Search code examples
performanceapache-flink

Understanding Serialization Performance in Apache Flink


For reasons of cleaner code, I currently work with immutable Java objects in my pipeline instead of POJOs. Reading the Flink blog post Flink Serialization Tuning Vol. 1: Choosing your Serializer — if you can, however, I learned that the performance of out-of-the-box serialization of POJOs is superior to explicit serialization with corresponding Kyro Serializer<T> classes. Unfortunately, I fail to understand the reasons for that. POJO serialization involves rather costly reflection, while I would expect that explicitly defining how to map a custom type to a byte stream (or array or buffer) and vice versa is faster. What is the reason for that or may I simply overlook something? Given the superior performance, I am considering modifying my types to POJOs, although I do not really like it.

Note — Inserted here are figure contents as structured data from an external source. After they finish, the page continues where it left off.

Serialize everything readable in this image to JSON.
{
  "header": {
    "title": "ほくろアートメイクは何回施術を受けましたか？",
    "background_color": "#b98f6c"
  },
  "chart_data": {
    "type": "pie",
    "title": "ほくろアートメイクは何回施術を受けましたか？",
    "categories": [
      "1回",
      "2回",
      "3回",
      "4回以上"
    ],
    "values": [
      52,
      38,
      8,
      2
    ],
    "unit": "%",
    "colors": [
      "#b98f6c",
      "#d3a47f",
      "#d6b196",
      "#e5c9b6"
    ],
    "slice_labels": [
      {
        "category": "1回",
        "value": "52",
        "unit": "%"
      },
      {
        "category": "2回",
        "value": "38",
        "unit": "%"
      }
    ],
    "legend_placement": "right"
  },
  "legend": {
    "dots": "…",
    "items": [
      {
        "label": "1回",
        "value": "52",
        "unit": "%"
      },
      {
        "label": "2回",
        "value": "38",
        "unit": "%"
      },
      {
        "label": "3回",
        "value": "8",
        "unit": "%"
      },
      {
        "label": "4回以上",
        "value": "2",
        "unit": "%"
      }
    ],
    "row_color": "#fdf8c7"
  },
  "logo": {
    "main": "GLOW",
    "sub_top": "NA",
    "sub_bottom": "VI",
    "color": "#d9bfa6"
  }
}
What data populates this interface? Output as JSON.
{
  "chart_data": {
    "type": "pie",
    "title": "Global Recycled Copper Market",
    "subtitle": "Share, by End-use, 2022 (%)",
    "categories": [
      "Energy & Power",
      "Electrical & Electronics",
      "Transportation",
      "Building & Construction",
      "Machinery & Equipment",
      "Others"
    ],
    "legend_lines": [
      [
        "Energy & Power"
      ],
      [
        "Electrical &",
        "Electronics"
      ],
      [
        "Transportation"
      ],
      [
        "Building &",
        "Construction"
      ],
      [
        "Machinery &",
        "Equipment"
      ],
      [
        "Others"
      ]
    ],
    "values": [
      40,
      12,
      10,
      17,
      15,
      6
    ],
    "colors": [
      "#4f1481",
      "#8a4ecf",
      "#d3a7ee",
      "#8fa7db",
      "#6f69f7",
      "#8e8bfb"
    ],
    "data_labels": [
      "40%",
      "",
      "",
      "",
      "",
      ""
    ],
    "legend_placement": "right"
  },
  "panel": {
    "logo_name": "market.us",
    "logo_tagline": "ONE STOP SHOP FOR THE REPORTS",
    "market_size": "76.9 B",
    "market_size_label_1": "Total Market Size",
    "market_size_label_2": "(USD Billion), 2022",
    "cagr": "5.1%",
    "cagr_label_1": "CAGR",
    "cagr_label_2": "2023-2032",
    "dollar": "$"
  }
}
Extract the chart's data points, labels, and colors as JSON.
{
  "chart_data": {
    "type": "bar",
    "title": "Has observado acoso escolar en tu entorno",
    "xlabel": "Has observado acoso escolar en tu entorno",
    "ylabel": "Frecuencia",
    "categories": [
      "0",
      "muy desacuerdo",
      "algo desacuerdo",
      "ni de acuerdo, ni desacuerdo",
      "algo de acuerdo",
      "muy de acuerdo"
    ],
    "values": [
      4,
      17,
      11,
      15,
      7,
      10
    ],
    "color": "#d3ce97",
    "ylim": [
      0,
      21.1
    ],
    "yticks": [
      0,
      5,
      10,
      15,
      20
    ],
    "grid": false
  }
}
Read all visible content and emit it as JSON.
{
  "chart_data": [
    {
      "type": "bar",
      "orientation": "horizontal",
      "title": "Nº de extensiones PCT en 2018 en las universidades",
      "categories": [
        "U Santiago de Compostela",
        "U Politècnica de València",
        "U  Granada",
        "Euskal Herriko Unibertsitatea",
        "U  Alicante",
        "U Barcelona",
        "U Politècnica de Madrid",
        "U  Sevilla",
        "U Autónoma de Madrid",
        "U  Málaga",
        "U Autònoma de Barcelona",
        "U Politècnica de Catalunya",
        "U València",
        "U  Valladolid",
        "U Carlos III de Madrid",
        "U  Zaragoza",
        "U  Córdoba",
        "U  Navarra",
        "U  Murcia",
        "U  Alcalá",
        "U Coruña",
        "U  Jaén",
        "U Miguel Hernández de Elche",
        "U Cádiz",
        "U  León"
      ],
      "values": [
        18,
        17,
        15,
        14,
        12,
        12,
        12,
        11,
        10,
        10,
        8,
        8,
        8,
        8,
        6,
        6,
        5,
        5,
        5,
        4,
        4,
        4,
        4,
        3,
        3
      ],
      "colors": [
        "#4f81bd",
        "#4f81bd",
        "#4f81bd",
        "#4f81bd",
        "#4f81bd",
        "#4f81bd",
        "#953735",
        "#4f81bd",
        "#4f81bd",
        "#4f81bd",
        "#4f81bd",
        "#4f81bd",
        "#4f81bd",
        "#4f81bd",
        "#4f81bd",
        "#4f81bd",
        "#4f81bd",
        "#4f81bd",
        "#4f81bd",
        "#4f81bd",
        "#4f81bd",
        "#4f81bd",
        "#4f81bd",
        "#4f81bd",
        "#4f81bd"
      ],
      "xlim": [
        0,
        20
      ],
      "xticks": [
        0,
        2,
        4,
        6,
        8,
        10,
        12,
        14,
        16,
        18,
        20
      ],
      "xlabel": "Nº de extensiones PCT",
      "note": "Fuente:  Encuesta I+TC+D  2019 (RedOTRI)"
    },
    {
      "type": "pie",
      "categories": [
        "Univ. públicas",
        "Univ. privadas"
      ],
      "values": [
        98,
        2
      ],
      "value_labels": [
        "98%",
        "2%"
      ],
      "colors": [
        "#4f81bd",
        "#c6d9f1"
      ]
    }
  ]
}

Moreover, other stream processing engines such Kafka Streams, Hazelcast or Beam seem to require specifying serializers for non-standard types. Is Flink really different in this regard and, if yes, why?


Solution

  • Yes, Flink is really different in that it tries to reduce the need for custom serializers, by being smart about which serializer to use, and (worst case) falling back to the super-generic Kryo serialization framework.

    The ability for Kryo to handle almost anything you throw at it is why it's so much slower than POJO serialization.

    You can register custom serializers (via Kryo) for your types, and that should get you back most of the performance hit from using immutable classes.